The guns proved accurate, reliable, and Alaska-tough. This environment is so salty and hostile to metal I have seen muzzle brakes with gunpowder residue on them turn orange within hours just while hunting. With the Lupo, nobody had a misfire or any problems, and we didn’t realize just how superb the Benelli special BE.S.T. surface treatment is on the Lupo is until we got home. It’s not a coating. Typical methods like Cerakote are baked-on ceramic coating that, while tough, can chip or mar. The  BE.S.T. is rust-proof molecular binding and just about impossible to even scratch. All but one of the guns on the trip had BE.S.T. treatment, and they all looked new when simply wiped off after a week of salty abuse. Every inch of that standard steel gun was bright orange with rust when the trip was over. I would not buy a Lupo that lacks the BE.S.T. treatment no matter where I hunt. 

 

As the skiff took us safely to the mother ship, I couldn’t help but laugh out loud when I realized the turnabout of the day. For earlier in the day, it had not been my partner getting scared witless at being left unarmed and alone on Kodiak, it had been me. 

 

Skipp standing at the edge of the water.

 

That morning, I was already a bit rattled because we had searched the shoreline for a usable drop off point for the skiff to hit the beach and start our deer hunt, and our captain could not find a good spot to drop us. I saw an odd jumble of rocks maybe 40 feet high, a mini cliff below the bigger one, topped by a small grassy land bridge to the main shore. It was my bright idea to try that, but it was both higher and narrower and wetter than I’d foreseen, with severe consequences waiting on the wet rocks below when we shimmied across if we’d slipped. With a pack and a rifle, it was a bit much for a guy who had just two months prior spent five nights in the I.C.U. with six broken ribs and a punctured lung from a mountain bike crash. Yeah, that was me.

 

 I decided right then we would not be coming back out that way, especially with meat-laden 70-pound packs, if we killed something (which we did). I grew up in the mountains and know dodgy when I see it. Hence the scramble to the beach down a different cliffy section later.  

 

As soon as we’d climbed onto the main shore that morning, I’d needed to find a bush, for nature was calling and I don’t think it was a coincidence after that pucker of a scramble. I handed my partner the gun, our only one, and told him to stay close. By that I meant maybe 15 yards away through the dense brush. His long-legged idea of “close” was different, however. Upon emerging from my business, I saw him easily 300 yards above me, straight up, and still moving out at a clip. With my gun. The only gun. On Kodiak. 

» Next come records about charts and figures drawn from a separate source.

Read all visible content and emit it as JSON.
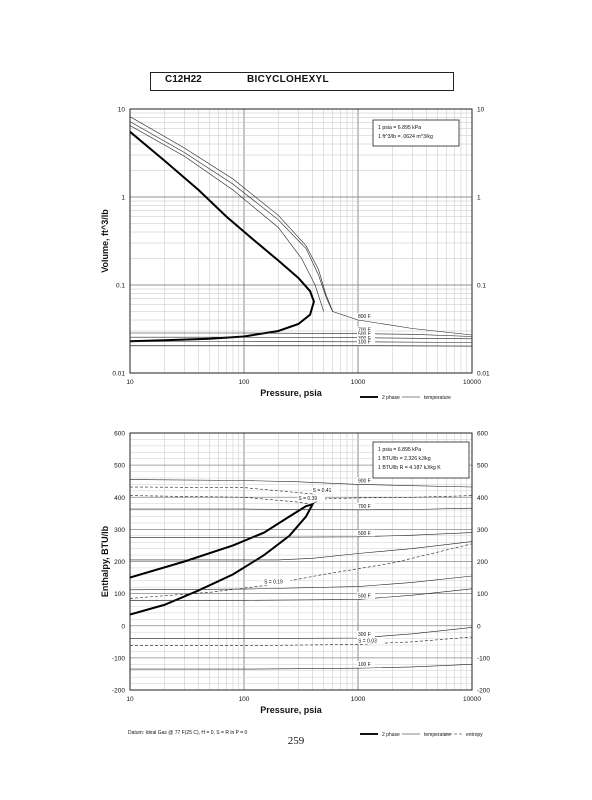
{
  "page": {
    "formula": "C12H22",
    "compound": "BICYCLOHEXYL",
    "page_number": "259"
  },
  "chart_data": [
    {
      "type": "line",
      "xscale": "log",
      "yscale": "log",
      "xlim": [
        10,
        10000
      ],
      "ylim": [
        0.01,
        10
      ],
      "xlabel": "Pressure,  psia",
      "ylabel": "Volume, ft^3/lb",
      "x_ticks": [
        10,
        100,
        1000,
        10000
      ],
      "x_tick_labels": [
        "10",
        "100",
        "1000",
        "10000"
      ],
      "y_ticks": [
        0.01,
        0.1,
        1,
        10
      ],
      "y_tick_labels": [
        "0.01",
        "0.1",
        "1",
        "10"
      ],
      "grid": true,
      "info_box": [
        "1 psia = 6.895 kPa",
        "1 ft^3/lb = .0624 m^3/kg"
      ],
      "legend": [
        "2 phase",
        "temperature"
      ],
      "series": [
        {
          "name": "2 phase",
          "style": "thick",
          "points": [
            [
              10,
              5.5
            ],
            [
              20,
              2.6
            ],
            [
              40,
              1.2
            ],
            [
              70,
              0.6
            ],
            [
              120,
              0.33
            ],
            [
              200,
              0.19
            ],
            [
              300,
              0.12
            ],
            [
              380,
              0.085
            ],
            [
              410,
              0.065
            ],
            [
              380,
              0.046
            ],
            [
              300,
              0.036
            ],
            [
              200,
              0.03
            ],
            [
              100,
              0.026
            ],
            [
              50,
              0.0245
            ],
            [
              20,
              0.0235
            ],
            [
              10,
              0.023
            ]
          ]
        },
        {
          "name": "temperature",
          "label": "800 F",
          "points": [
            [
              10,
              8.2
            ],
            [
              30,
              3.6
            ],
            [
              80,
              1.6
            ],
            [
              200,
              0.62
            ],
            [
              350,
              0.28
            ],
            [
              450,
              0.15
            ],
            [
              520,
              0.08
            ],
            [
              600,
              0.05
            ],
            [
              1000,
              0.04
            ],
            [
              3000,
              0.032
            ],
            [
              10000,
              0.027
            ]
          ]
        },
        {
          "name": "temperature",
          "label": "",
          "points": [
            [
              10,
              7.2
            ],
            [
              30,
              3.2
            ],
            [
              80,
              1.4
            ],
            [
              200,
              0.55
            ],
            [
              350,
              0.26
            ],
            [
              450,
              0.13
            ],
            [
              530,
              0.07
            ],
            [
              600,
              0.05
            ]
          ]
        },
        {
          "name": "temperature",
          "label": "",
          "points": [
            [
              10,
              6.5
            ],
            [
              30,
              2.9
            ],
            [
              80,
              1.2
            ],
            [
              200,
              0.45
            ],
            [
              320,
              0.2
            ],
            [
              420,
              0.1
            ],
            [
              500,
              0.05
            ]
          ]
        },
        {
          "name": "temperature",
          "label": "700 F",
          "points": [
            [
              10,
              0.0285
            ],
            [
              100,
              0.0285
            ],
            [
              500,
              0.0282
            ],
            [
              1000,
              0.028
            ],
            [
              3000,
              0.0275
            ],
            [
              10000,
              0.026
            ]
          ]
        },
        {
          "name": "temperature",
          "label": "500 F",
          "points": [
            [
              10,
              0.0255
            ],
            [
              100,
              0.0255
            ],
            [
              1000,
              0.0252
            ],
            [
              10000,
              0.0245
            ]
          ]
        },
        {
          "name": "temperature",
          "label": "300 F",
          "points": [
            [
              10,
              0.0228
            ],
            [
              100,
              0.0228
            ],
            [
              1000,
              0.0226
            ],
            [
              10000,
              0.0222
            ]
          ]
        },
        {
          "name": "temperature",
          "label": "100 F",
          "points": [
            [
              10,
              0.0206
            ],
            [
              100,
              0.0206
            ],
            [
              1000,
              0.0205
            ],
            [
              10000,
              0.0202
            ]
          ]
        }
      ]
    },
    {
      "type": "line",
      "xscale": "log",
      "yscale": "linear",
      "xlim": [
        10,
        10000
      ],
      "ylim": [
        -200,
        600
      ],
      "xlabel": "Pressure,  psia",
      "ylabel": "Enthalpy, BTU/lb",
      "x_ticks": [
        10,
        100,
        1000,
        10000
      ],
      "x_tick_labels": [
        "10",
        "100",
        "1000",
        "10000"
      ],
      "y_ticks": [
        -200,
        -100,
        0,
        100,
        200,
        300,
        400,
        500,
        600
      ],
      "y_tick_labels": [
        "-200",
        "-100",
        "0",
        "100",
        "200",
        "300",
        "400",
        "500",
        "600"
      ],
      "grid": true,
      "info_box": [
        "1 psia = 6.895 kPa",
        "1 BTU/lb = 2.326 kJ/kg",
        "1 BTU/lb R = 4.187 kJ/kg K"
      ],
      "footnote": "Datum: Ideal Gas @ 77 F(25 C), H = 0, S = R ln P = 0",
      "legend": [
        "2 phase",
        "temperature",
        "entropy"
      ],
      "series": [
        {
          "name": "2 phase",
          "style": "thick",
          "points": [
            [
              10,
              150
            ],
            [
              30,
              200
            ],
            [
              80,
              250
            ],
            [
              150,
              290
            ],
            [
              250,
              340
            ],
            [
              350,
              372
            ],
            [
              400,
              378
            ],
            [
              350,
              340
            ],
            [
              250,
              280
            ],
            [
              150,
              220
            ],
            [
              80,
              160
            ],
            [
              40,
              110
            ],
            [
              20,
              65
            ],
            [
              10,
              35
            ]
          ]
        },
        {
          "name": "temperature",
          "label": "900 F",
          "points": [
            [
              10,
              455
            ],
            [
              100,
              452
            ],
            [
              300,
              448
            ],
            [
              1000,
              440
            ],
            [
              3000,
              436
            ],
            [
              10000,
              432
            ]
          ]
        },
        {
          "name": "temperature",
          "label": "700 F",
          "points": [
            [
              10,
              363
            ],
            [
              100,
              363
            ],
            [
              1000,
              361
            ],
            [
              3000,
              362
            ],
            [
              10000,
              366
            ]
          ]
        },
        {
          "name": "temperature",
          "label": "500 F",
          "points": [
            [
              10,
              275
            ],
            [
              100,
              275
            ],
            [
              1000,
              277
            ],
            [
              3000,
              282
            ],
            [
              10000,
              290
            ]
          ]
        },
        {
          "name": "temperature",
          "label": "",
          "points": [
            [
              10,
              205
            ],
            [
              50,
              205
            ],
            [
              200,
              205
            ],
            [
              400,
              210
            ],
            [
              1000,
              225
            ],
            [
              3000,
              240
            ],
            [
              10000,
              262
            ]
          ]
        },
        {
          "name": "temperature",
          "label": "",
          "points": [
            [
              10,
              112
            ],
            [
              100,
              114
            ],
            [
              1000,
              122
            ],
            [
              3000,
              135
            ],
            [
              10000,
              155
            ]
          ]
        },
        {
          "name": "temperature",
          "label": "500 F",
          "points": [
            [
              10,
              78
            ],
            [
              100,
              79
            ],
            [
              1000,
              82
            ],
            [
              3000,
              95
            ],
            [
              10000,
              115
            ]
          ]
        },
        {
          "name": "temperature",
          "label": "300 F",
          "points": [
            [
              10,
              -40
            ],
            [
              100,
              -40
            ],
            [
              1000,
              -38
            ],
            [
              3000,
              -25
            ],
            [
              10000,
              -5
            ]
          ]
        },
        {
          "name": "temperature",
          "label": "100 F",
          "points": [
            [
              10,
              -135
            ],
            [
              100,
              -135
            ],
            [
              1000,
              -132
            ],
            [
              3000,
              -128
            ],
            [
              10000,
              -120
            ]
          ]
        },
        {
          "name": "entropy",
          "label": "S = 0.41",
          "points": [
            [
              10,
              432
            ],
            [
              100,
              430
            ],
            [
              400,
              410
            ],
            [
              500,
              395
            ],
            [
              1000,
              398
            ],
            [
              3000,
              400
            ],
            [
              10000,
              405
            ]
          ]
        },
        {
          "name": "entropy",
          "label": "S = 0.39",
          "points": [
            [
              10,
              405
            ],
            [
              100,
              400
            ],
            [
              300,
              385
            ],
            [
              380,
              378
            ],
            [
              500,
              395
            ]
          ]
        },
        {
          "name": "entropy",
          "label": "S = 0.19",
          "points": [
            [
              10,
              85
            ],
            [
              50,
              104
            ],
            [
              150,
              125
            ],
            [
              500,
              160
            ],
            [
              2000,
              195
            ],
            [
              10000,
              255
            ]
          ]
        },
        {
          "name": "entropy",
          "label": "S = 0.03",
          "points": [
            [
              10,
              -62
            ],
            [
              100,
              -62
            ],
            [
              1000,
              -58
            ],
            [
              3000,
              -50
            ],
            [
              10000,
              -35
            ]
          ]
        }
      ]
    }
  ]
}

It took me a long time to catch up to him, scrambling all the way over bear dung and up bear trails. Only amateurs go unarmed on Kodiak, yet there I was. I let him know my displeasure, and he mumbled something about how, “Well, if you think of it like a bowhunter does, I wasn’t really that far away because it was straight uphill. More like 30 yards than 300,” he said with an evil smile.

 I gave him my very specific opinion of that theory of his, and how I felt about him taking off with my gun.  And 8 hours later, there he was, facing a gory path on a blood trail leading straight into the bush, alone…unarmed.

These are the stories you remember best. It made for one long day, for both of us, but the kind of adventure you will not forget. The weather, the large carnivores, it’s all trying to get you on Kodiak, but the island chain has such a powerful allure.  My family is still eating the sweet meat of that buck, and I think of the salmon, crabs, and halibut we hauled over the gunwales, the best sea food you can possibly taste.

  It’s why every few years, ten to one, you’ll have the itch to go back to the Rock.